Oracle solves the problems created by concurrent access through a technology called multiversion read consistency, sometimes referred to as MVRC. Multiversion read consistency guarantees that a user sees a consistent view of the data she requests. If another user changes the underlying data during the query execution, Oracle maintains a version of the data as it existed at the time the query began. If there were transactions underway but uncommitted at the time the query began, Oracle will ensure that the query ignores the changes made by those transactions. The data returned to the query will reflect all committed transactions at the time the query started.
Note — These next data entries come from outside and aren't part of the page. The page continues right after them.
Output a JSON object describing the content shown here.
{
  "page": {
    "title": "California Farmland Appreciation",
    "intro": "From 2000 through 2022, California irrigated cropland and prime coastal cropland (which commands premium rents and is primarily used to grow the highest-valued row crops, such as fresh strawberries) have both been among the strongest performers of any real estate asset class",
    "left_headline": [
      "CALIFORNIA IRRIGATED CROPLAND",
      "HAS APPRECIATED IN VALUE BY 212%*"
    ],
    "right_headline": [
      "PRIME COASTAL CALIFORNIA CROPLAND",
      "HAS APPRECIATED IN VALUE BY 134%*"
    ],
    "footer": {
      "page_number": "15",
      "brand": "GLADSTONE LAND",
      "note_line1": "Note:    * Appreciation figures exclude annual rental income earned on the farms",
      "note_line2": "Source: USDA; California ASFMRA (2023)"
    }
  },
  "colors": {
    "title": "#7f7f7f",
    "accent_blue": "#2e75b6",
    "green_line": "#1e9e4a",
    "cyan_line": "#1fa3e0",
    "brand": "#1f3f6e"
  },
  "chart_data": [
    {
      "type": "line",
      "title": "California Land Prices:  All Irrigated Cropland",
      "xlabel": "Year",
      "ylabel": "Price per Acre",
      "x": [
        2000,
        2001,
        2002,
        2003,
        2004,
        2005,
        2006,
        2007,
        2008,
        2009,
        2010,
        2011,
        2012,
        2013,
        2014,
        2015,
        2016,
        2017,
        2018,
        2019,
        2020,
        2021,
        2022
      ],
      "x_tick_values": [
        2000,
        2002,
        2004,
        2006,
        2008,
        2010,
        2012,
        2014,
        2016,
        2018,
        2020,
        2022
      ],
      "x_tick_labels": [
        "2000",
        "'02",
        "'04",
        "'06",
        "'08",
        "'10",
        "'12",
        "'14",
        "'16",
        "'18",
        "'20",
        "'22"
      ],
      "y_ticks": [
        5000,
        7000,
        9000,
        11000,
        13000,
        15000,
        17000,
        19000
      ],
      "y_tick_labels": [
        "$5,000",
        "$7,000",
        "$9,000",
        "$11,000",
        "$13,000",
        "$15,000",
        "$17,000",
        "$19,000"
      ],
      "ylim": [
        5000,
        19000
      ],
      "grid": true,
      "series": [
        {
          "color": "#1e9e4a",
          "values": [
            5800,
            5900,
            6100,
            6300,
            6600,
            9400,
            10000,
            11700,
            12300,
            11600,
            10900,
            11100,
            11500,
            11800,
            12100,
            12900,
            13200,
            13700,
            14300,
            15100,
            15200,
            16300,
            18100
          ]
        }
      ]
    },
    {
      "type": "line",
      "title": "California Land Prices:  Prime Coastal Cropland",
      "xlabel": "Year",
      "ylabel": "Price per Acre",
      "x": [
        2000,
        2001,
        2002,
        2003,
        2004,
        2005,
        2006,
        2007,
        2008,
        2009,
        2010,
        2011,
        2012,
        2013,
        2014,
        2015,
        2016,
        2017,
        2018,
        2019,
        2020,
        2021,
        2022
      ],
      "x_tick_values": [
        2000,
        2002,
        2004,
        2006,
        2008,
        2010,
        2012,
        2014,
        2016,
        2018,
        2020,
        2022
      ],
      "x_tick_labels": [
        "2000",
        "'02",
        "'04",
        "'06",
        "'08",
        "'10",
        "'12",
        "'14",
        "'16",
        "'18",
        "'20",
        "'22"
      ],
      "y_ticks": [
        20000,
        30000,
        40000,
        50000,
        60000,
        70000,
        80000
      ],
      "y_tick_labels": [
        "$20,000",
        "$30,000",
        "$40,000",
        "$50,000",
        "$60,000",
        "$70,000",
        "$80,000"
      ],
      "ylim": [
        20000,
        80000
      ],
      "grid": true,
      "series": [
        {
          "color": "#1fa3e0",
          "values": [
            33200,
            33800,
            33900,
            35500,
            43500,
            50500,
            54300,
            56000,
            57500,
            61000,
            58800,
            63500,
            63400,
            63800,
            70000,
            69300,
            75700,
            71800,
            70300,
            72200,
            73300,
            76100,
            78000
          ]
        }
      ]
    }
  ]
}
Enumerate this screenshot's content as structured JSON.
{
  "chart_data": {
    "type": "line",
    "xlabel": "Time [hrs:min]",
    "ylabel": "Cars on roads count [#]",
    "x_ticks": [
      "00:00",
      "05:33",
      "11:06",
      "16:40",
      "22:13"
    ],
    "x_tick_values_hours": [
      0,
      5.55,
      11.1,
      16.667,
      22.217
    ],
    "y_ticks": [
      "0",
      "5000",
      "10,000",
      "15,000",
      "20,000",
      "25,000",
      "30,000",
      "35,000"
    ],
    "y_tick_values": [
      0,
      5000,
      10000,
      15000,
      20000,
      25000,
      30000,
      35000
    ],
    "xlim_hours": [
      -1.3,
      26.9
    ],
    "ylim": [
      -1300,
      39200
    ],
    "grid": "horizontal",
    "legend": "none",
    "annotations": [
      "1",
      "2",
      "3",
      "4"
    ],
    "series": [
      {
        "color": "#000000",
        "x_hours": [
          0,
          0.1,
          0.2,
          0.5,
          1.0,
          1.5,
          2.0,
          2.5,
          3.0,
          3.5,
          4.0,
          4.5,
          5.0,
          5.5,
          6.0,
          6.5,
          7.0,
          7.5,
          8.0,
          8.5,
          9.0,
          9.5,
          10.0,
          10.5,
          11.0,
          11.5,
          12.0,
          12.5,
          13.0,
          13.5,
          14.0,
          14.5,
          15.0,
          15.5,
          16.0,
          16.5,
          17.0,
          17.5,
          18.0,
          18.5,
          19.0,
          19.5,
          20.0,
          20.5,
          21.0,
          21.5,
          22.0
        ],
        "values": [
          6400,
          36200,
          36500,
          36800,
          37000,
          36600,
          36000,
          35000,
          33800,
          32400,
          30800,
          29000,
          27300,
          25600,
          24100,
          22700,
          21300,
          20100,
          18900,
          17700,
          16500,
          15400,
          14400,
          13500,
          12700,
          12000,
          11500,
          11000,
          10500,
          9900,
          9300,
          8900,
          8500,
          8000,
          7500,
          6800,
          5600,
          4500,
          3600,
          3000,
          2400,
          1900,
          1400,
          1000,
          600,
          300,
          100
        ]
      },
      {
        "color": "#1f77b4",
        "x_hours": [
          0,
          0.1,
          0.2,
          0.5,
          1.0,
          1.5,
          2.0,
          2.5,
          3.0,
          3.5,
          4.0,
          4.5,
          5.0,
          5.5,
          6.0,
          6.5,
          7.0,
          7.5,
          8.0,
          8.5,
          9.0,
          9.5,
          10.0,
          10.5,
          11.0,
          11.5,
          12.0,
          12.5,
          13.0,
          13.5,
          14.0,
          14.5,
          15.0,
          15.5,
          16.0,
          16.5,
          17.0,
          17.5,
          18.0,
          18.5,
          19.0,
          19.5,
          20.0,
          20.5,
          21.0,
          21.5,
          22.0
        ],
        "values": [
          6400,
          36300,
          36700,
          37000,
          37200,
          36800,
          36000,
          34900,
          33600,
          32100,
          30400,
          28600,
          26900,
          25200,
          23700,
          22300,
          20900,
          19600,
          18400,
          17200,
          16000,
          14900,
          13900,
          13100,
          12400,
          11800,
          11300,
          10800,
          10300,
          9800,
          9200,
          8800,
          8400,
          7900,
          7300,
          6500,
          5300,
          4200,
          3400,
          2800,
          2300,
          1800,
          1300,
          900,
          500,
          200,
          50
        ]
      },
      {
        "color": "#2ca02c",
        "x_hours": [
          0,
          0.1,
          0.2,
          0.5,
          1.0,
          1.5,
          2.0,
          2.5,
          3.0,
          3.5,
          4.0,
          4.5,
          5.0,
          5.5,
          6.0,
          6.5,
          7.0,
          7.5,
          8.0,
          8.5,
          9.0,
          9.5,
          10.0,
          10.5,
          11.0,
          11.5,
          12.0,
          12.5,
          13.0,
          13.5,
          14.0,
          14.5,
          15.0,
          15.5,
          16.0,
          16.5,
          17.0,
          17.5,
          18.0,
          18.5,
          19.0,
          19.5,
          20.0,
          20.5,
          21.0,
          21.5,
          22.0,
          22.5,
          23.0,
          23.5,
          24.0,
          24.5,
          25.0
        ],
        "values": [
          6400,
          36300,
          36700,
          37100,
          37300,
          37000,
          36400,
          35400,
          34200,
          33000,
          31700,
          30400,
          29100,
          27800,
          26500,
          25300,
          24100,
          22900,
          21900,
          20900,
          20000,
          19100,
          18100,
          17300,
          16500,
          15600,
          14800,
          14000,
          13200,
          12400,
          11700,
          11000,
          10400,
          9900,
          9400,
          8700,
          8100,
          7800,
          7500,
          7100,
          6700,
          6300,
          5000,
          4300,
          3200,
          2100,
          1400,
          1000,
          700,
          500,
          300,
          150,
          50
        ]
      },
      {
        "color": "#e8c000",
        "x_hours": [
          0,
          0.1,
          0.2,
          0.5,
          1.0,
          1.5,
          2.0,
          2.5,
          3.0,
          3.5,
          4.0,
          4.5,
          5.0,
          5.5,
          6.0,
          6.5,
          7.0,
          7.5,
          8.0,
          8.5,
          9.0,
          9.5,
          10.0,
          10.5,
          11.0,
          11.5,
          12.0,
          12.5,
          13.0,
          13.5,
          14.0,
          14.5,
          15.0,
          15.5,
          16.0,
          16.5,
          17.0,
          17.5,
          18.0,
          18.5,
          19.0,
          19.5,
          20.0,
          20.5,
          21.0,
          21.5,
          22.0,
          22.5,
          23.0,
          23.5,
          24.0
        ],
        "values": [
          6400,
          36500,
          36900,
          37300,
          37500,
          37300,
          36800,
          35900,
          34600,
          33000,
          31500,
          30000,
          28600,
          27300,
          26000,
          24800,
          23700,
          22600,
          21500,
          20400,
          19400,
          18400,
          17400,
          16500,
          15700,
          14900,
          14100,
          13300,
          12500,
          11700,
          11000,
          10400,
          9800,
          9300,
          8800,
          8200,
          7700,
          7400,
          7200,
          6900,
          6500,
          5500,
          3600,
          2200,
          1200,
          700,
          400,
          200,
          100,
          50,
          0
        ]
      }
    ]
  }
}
This feature has two dramatic effects on the way queries impact the database. First, Oracle doesn't place any locks on data for read operations. This means that a read operation will never block a write operation. Even if a database places a single lock on a single row as part of a read operation, it can still cause contention in the database, especially because most database tables tend to concentrate update operations around a few "hot spots" of active data.

Second, a user gets a complete "snapshot" view of the data, accurate at the point in time that the query began. Other databases may reduce the amount of contention in the database by locking an individual row only while it's being read, rather than over the complete duration of the row's transaction. A row that's retrieved at the end of a result set may have been changed since the time the result set retrieval began. Because rows that will be read later in the execution of the query weren't locked, they could be changed by other users, which would result in an inconsistent view of the data.